South Sudan opens bidding for mobile phone gateway
September 13, 2007 (JUBA, Sudan) — Semi-autonomous south Sudan has opened bidding to build a $8-10 million mobile phone gateway to control incoming and outgoing calls in the capital Juba, the southern Telecoms Minister Gier Chuang Aluong said on Thursday.
An agreement to tender for the gateway was reached in May between Sudan’s central government in Khartoum and former rebels who now run their own affairs in the south following more than two decades of civil war.
“We are advertising for gateway building here in south Sudan,” Aluong said. “The (price) ceiling we’re looking at is from $8 to 10 million.”
He said the company that is chosen would also lay a fibre optic network in Juba.
Aluong said the gateway would mean a significant drop in Internet costs in the southern capital, which is still being rebuilt after a 2005 peace deal that ended the civil war, brought a coalition government to Khartoum, and promised a referendum on southern secession by 2011.
Tariffs for southern mobile operator Gemtel would also drop, Aluong said.
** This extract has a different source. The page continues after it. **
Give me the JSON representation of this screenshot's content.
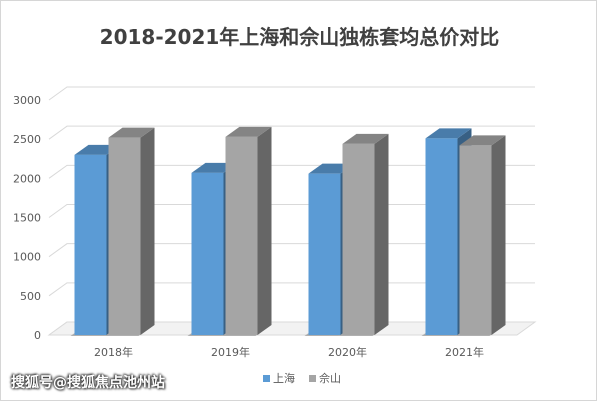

Gemtel, which Aluong said has recently constructed seven new towers in southern towns, pays $50,000 a month to use the Ugandan gateway and its international dialling code, 256.
“When we get the gateway we’ll use 249,” said Aluong, referring to Sudan’s dialling code.
According to a north-south memorandum, mobile operators Gemtel and Network of the World, both partly owned by the southern government, will operate only in the south while other mobile operators that signed with Khartoum will work nationwide.
But Aluong said northern operators wishing to expand to the south still needed to run their plans by the southern government, and complained that at least two firms had begun surveying fresh areas of the south without permission.
He said that a southern governmental committee was hoping to renegotiate the memorandum so that companies signed in the south could also expand to the north.